Können Sie ein Beispiel nennen?
Eine Geschichte aus einem Altenheim: Einer älteren türkischen Bewohnerin wurden jeden Morgen Oliven und Fetakäse zum Frühstück serviert, weil man ihr eine besondere Freude machen wollte. Eines Tages bat die Tochter eine Pflegerin darum, ihrer Mutter doch ihr geliebtes Marmeladenbrötchen zu geben – das sie seit 30 Jahren jeden Morgen in Deutschland esse. Es geht um den Umgang miteinander im alltäglichen Leben in Institutionen. Im Alter werden soziale Ungleichheiten sichtbar. Ältere Migrantinnen und Migranten beziehen häufig geringere Renten als die einheimische Vergleichsgruppe – hier gilt es Lösungen zu finden.
Wie fortgeschritten ist interkulturelle Arbeit in deutschen Altenheimen?
Die ehemaligen „Gastarbeiter“ kommen ins Rentenalter. Ihr Unterstützungsbedarf wird steigen. Viele Einrichtungen stellen sich nicht auf ältere Migranten und Migrantinnen ein, sie könnten keine Nachfrage nach institutioneller Pflege feststellen. Ich habe Experten interviewt, die darauf hinweisen: Viele der älteren Migranten besuchen keine stationären Einrichtungen – da kultursensible Angebote fehlen.
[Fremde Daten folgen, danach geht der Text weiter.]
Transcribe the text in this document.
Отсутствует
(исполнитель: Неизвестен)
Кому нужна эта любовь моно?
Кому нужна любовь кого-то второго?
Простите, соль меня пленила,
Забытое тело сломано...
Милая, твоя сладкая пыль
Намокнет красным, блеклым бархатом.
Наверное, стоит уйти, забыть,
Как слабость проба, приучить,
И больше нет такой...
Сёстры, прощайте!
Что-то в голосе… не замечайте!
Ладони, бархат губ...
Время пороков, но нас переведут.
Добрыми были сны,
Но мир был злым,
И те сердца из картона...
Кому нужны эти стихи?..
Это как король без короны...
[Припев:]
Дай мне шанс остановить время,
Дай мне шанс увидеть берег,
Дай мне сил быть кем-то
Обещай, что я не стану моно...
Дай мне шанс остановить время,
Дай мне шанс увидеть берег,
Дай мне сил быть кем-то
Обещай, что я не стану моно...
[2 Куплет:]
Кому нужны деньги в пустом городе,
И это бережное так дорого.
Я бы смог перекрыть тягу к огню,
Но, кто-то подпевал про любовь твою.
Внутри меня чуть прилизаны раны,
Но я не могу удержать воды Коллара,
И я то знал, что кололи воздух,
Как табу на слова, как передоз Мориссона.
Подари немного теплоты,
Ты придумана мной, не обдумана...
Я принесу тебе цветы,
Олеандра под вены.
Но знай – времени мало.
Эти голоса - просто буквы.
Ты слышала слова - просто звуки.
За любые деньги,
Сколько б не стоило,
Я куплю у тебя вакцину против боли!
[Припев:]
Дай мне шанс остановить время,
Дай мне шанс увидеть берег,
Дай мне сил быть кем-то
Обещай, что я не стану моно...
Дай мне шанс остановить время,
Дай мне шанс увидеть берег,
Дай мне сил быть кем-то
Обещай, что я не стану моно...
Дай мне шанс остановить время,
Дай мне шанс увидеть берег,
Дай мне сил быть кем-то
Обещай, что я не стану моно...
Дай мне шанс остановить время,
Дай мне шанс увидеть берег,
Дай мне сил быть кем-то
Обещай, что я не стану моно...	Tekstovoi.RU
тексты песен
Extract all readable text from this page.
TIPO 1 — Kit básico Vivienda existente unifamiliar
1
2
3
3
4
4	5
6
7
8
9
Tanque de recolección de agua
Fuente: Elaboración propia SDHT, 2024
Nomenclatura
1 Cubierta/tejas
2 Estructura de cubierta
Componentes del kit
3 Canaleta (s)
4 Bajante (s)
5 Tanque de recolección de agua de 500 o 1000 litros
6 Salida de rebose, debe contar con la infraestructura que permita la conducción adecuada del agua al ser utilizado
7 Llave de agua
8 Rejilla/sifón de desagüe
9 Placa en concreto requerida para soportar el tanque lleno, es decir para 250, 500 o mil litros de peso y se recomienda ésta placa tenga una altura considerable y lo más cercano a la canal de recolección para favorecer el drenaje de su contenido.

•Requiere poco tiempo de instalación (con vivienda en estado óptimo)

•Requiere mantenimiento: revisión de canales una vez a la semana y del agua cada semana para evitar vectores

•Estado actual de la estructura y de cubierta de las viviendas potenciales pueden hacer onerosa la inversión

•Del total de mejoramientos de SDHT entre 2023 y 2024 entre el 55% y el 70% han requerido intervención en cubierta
Sie wissen wenig über ihre Ansprüche. Es fehlt an Aufklärungsarbeit.
Ein Blick in andere Länder: In ihrer Dissertation untersuchen sie soziale Einrichtungen für ältere Menschen in Malaysia. Sie kommen gerade von einem Feldforschungsaufenthalt zurück – mit welchen Beobachtungen?
In meiner Dissertation konzentriere ich mich auf „Senior Citizens Clubs“. Das sind von älteren Leuten selbstorganisierte Clubs. Die älteren Menschen haben ein Haus, das sie jeden Tag ansteuern können. Sie organisieren dort viele Aktivitäten selbst – lernen Englisch, Mandarin und Computer, sie singen Karaoke und im Chor, tanzen Line Dance und sind im Kunsthandwerk tätig. Die Clubs fördern eine enorme Aktivität und stiften Gemeinschaft im Alter. Ob die älteren Menschen dort insgesamt aktiver sind als in Deutschland, kann ich nicht beurteilen. Ein besonderes Erlebnis während meiner letzten Erhebungsphase: Auf einer Party tanzten die älteren Leute „Gangnam Style“. Ich habe nur noch gestaunt!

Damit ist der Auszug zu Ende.